The end of June, though, also brought with it the relatively understated retirement of Justice Stephen Breyer, who sat on the bench of the nation’s highest court for nearly three decades. His formal retirement letter, dated Thursday, June 30, was pithy and to the point. “This past January, I wrote to inform you of my intent to retire from regular active service as an Associate Justice of the Supreme Court of the United States, upon the Court rising for its summer recess,” he wrote. “ … It has been my great honor to participate as a judge in the effort to maintain our Constitution and Rule of Law.”
Newly minted Justice Ketanji Brown Jackson was recently confirmed and will replace the retiring liberal judge. Breyer was nominated by President Bill Clinton in 1994. As he formally stepped down, many in the legal arena praised his public service and made note of his pragmatic approach in the court. President Joe Biden spoke highly of the judge and highlighted his work ethic and commitment to making the U.S. a better place through his work.

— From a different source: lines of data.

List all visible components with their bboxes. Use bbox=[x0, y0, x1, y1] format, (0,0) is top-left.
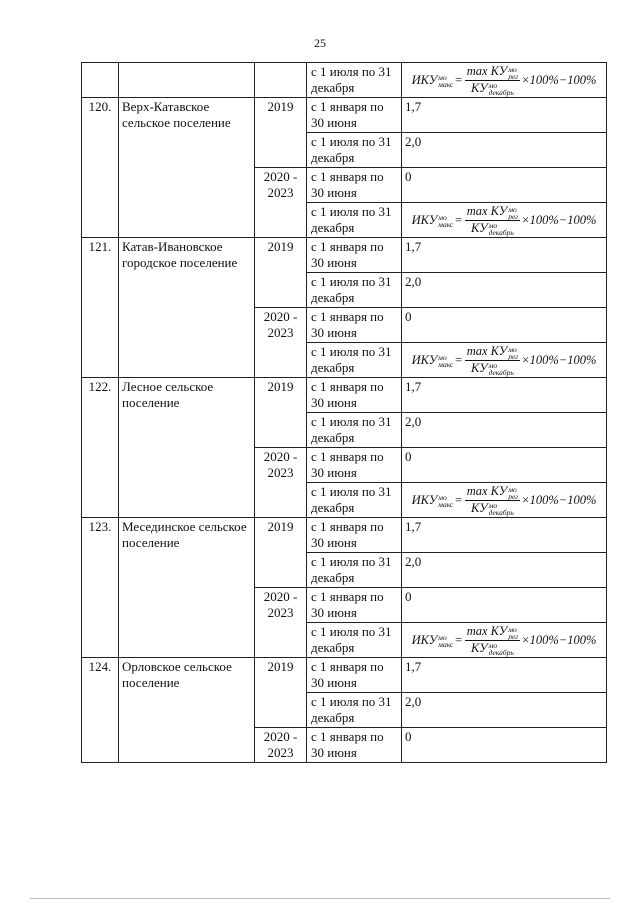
value-cell: 2,0 bbox=[402, 553, 607, 588]
period-cell: с 1 января по 30 июня bbox=[307, 238, 402, 273]
row-number-cell bbox=[82, 63, 119, 98]
settlement-name-cell: Верх-Катавское сельское поселение bbox=[119, 98, 255, 238]
tariff-table bbox=[81, 62, 607, 763]
value-cell: 0 bbox=[402, 448, 607, 483]
year-cell: 2019 bbox=[255, 98, 307, 168]
period-cell: с 1 января по 30 июня bbox=[307, 518, 402, 553]
year-cell: 2019 bbox=[255, 658, 307, 728]
formula bbox=[405, 204, 603, 236]
period-cell: с 1 июля по 31 декабря bbox=[307, 203, 402, 238]
formula-lhs: ИКУ мо макс bbox=[411, 632, 454, 650]
value-cell: 2,0 bbox=[402, 133, 607, 168]
value-cell: 1,7 bbox=[402, 98, 607, 133]
formula-eq: = bbox=[454, 493, 463, 507]
year-cell: 2019 bbox=[255, 518, 307, 588]
formula-tail: ×100%−100% bbox=[521, 353, 597, 367]
row-number-cell: 120. bbox=[82, 98, 119, 238]
table-row bbox=[82, 378, 607, 413]
year-cell: 2020 - 2023 bbox=[255, 728, 307, 763]
formula-tail: ×100%−100% bbox=[521, 633, 597, 647]
table-row bbox=[82, 238, 607, 273]
value-cell: 1,7 bbox=[402, 658, 607, 693]
formula bbox=[405, 64, 603, 96]
formula bbox=[405, 344, 603, 376]
formula-lhs: ИКУ мо макс bbox=[411, 352, 454, 370]
formula bbox=[405, 484, 603, 516]
formula-eq: = bbox=[454, 73, 463, 87]
year-cell: 2020 - 2023 bbox=[255, 308, 307, 378]
period-cell: с 1 января по 30 июня bbox=[307, 658, 402, 693]
value-cell: 1,7 bbox=[402, 238, 607, 273]
period-cell: с 1 июля по 31 декабря bbox=[307, 483, 402, 518]
value-cell: 0 bbox=[402, 168, 607, 203]
page-number: 25 bbox=[314, 36, 326, 50]
period-cell: с 1 января по 30 июня bbox=[307, 168, 402, 203]
value-cell: 0 bbox=[402, 588, 607, 623]
period-cell: с 1 января по 30 июня bbox=[307, 588, 402, 623]
settlement-name-cell: Месединское сельское поселение bbox=[119, 518, 255, 658]
period-cell: с 1 июля по 31 декабря bbox=[307, 63, 402, 98]
formula-lhs: ИКУ мо макс bbox=[411, 212, 454, 230]
period-cell: с 1 июля по 31 декабря bbox=[307, 273, 402, 308]
year-cell: 2020 - 2023 bbox=[255, 168, 307, 238]
formula-fraction: max КУ мо рег КУ мо декабрь bbox=[466, 64, 519, 97]
row-number-cell: 121. bbox=[82, 238, 119, 378]
formula-lhs: ИКУ мо макс bbox=[411, 492, 454, 510]
period-cell: с 1 июля по 31 декабря bbox=[307, 413, 402, 448]
formula-eq: = bbox=[454, 633, 463, 647]
period-cell: с 1 января по 30 июня bbox=[307, 308, 402, 343]
year-cell: 2019 bbox=[255, 238, 307, 308]
value-cell bbox=[402, 63, 607, 98]
period-cell: с 1 июля по 31 декабря bbox=[307, 693, 402, 728]
formula-eq: = bbox=[454, 213, 463, 227]
settlement-name-cell bbox=[119, 63, 255, 98]
settlement-name-cell: Катав-Ивановское городское поселение bbox=[119, 238, 255, 378]
formula bbox=[405, 624, 603, 656]
year-cell: 2020 - 2023 bbox=[255, 448, 307, 518]
table-row bbox=[82, 98, 607, 133]
period-cell: с 1 января по 30 июня bbox=[307, 378, 402, 413]
table-row bbox=[82, 518, 607, 553]
period-cell: с 1 января по 30 июня bbox=[307, 728, 402, 763]
row-number-cell: 122. bbox=[82, 378, 119, 518]
formula-fraction: max КУ мо рег КУ мо декабрь bbox=[466, 204, 519, 237]
value-cell: 0 bbox=[402, 308, 607, 343]
value-cell: 0 bbox=[402, 728, 607, 763]
period-cell: с 1 января по 30 июня bbox=[307, 98, 402, 133]
period-cell: с 1 июля по 31 декабря bbox=[307, 553, 402, 588]
settlement-name-cell: Лесное сельское поселение bbox=[119, 378, 255, 518]
formula-tail: ×100%−100% bbox=[521, 213, 597, 227]
value-cell bbox=[402, 343, 607, 378]
formula-fraction: max КУ мо рег КУ мо декабрь bbox=[466, 344, 519, 377]
formula-fraction: max КУ мо рег КУ мо декабрь bbox=[466, 624, 519, 657]
formula-eq: = bbox=[454, 353, 463, 367]
settlement-name-cell: Орловское сельское поселение bbox=[119, 658, 255, 763]
value-cell bbox=[402, 623, 607, 658]
value-cell: 1,7 bbox=[402, 378, 607, 413]
value-cell bbox=[402, 203, 607, 238]
period-cell: с 1 июля по 31 декабря bbox=[307, 343, 402, 378]
row-number-cell: 124. bbox=[82, 658, 119, 763]
year-cell: 2020 - 2023 bbox=[255, 588, 307, 658]
period-cell: с 1 июля по 31 декабря bbox=[307, 623, 402, 658]
table-row bbox=[82, 63, 607, 98]
formula-tail: ×100%−100% bbox=[521, 493, 597, 507]
period-cell: с 1 января по 30 июня bbox=[307, 448, 402, 483]
page-bottom-rule bbox=[30, 898, 610, 899]
formula-tail: ×100%−100% bbox=[521, 73, 597, 87]
period-cell: с 1 июля по 31 декабря bbox=[307, 133, 402, 168]
formula-lhs: ИКУ мо макс bbox=[411, 72, 454, 90]
year-cell bbox=[255, 63, 307, 98]
value-cell: 2,0 bbox=[402, 693, 607, 728]
year-cell: 2019 bbox=[255, 378, 307, 448]
value-cell: 1,7 bbox=[402, 518, 607, 553]
formula-fraction: max КУ мо рег КУ мо декабрь bbox=[466, 484, 519, 517]
row-number-cell: 123. bbox=[82, 518, 119, 658]
value-cell: 2,0 bbox=[402, 413, 607, 448]
value-cell bbox=[402, 483, 607, 518]
table-row bbox=[82, 658, 607, 693]
value-cell: 2,0 bbox=[402, 273, 607, 308]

“Beyond his intellect and hard work and legal insight, he was famous for biking across Washington virtually every day for a face-to-face meeting with a Republican chief counsel—the ranking Republican counsel. And over breakfast, they’d discuss what would they do for the country together,” Biden recalled.
Biden identified opinions he penned ranging in topics from religious freedom to reproductive rights and pointed to Breyer’s thoughtfulness with respect to his decisions as key factors to his success. “Everyone knows that Stephen Breyer has been an exemplary justice—fair to the parties before him, courteous to his colleagues, careful in his reasoning,” Biden said. “His opinions are practical, sensible, and nuanced. It reflects his belief that a job of a judge is not to lay down a rule, but to get it right—to get it right.”
"I’m thrilled to see Justice Ketanji Brown Jackson sworn in today as the first Black woman to serve on the Supreme Court! As a former public defender, she’ll bring an invaluable perspective to the bench. I also want to thank Justice Breyer for his extraordinary public service."
American Bar Association President Reginald Turner also praised the outgoing justice and thanked him for his decades of service. “In his 28 years on the nation’s highest court, Breyer wrote hundreds of opinions and dissents and brought a sense of pragmatism to the bench. The decisions he wrote took into account the real-life consequences of the people they affect,” Turner wrote. “ … The ABA wishes Justice Breyer and his family much happiness in his retirement and hopes he continues to impart his wisdom to the current and future generations of lawyers.”
"Justice Breyer was bullied off the Supreme Court by the revolutionary left--and will be replaced by a far-left judge who was picked through a process compromised by race and sex discrimination."
According to information provided by the Supreme Court, Breyer attended Stanford University and Magdalen College, Oxford before graduating from Harvard Law School. He began his SCOTUS career serving as a law clerk for Justice Arthur Goldberg in 1964. Eventually, he was given a seat on the United States Court of Appeals for the First Circuit where he later served as chief judge.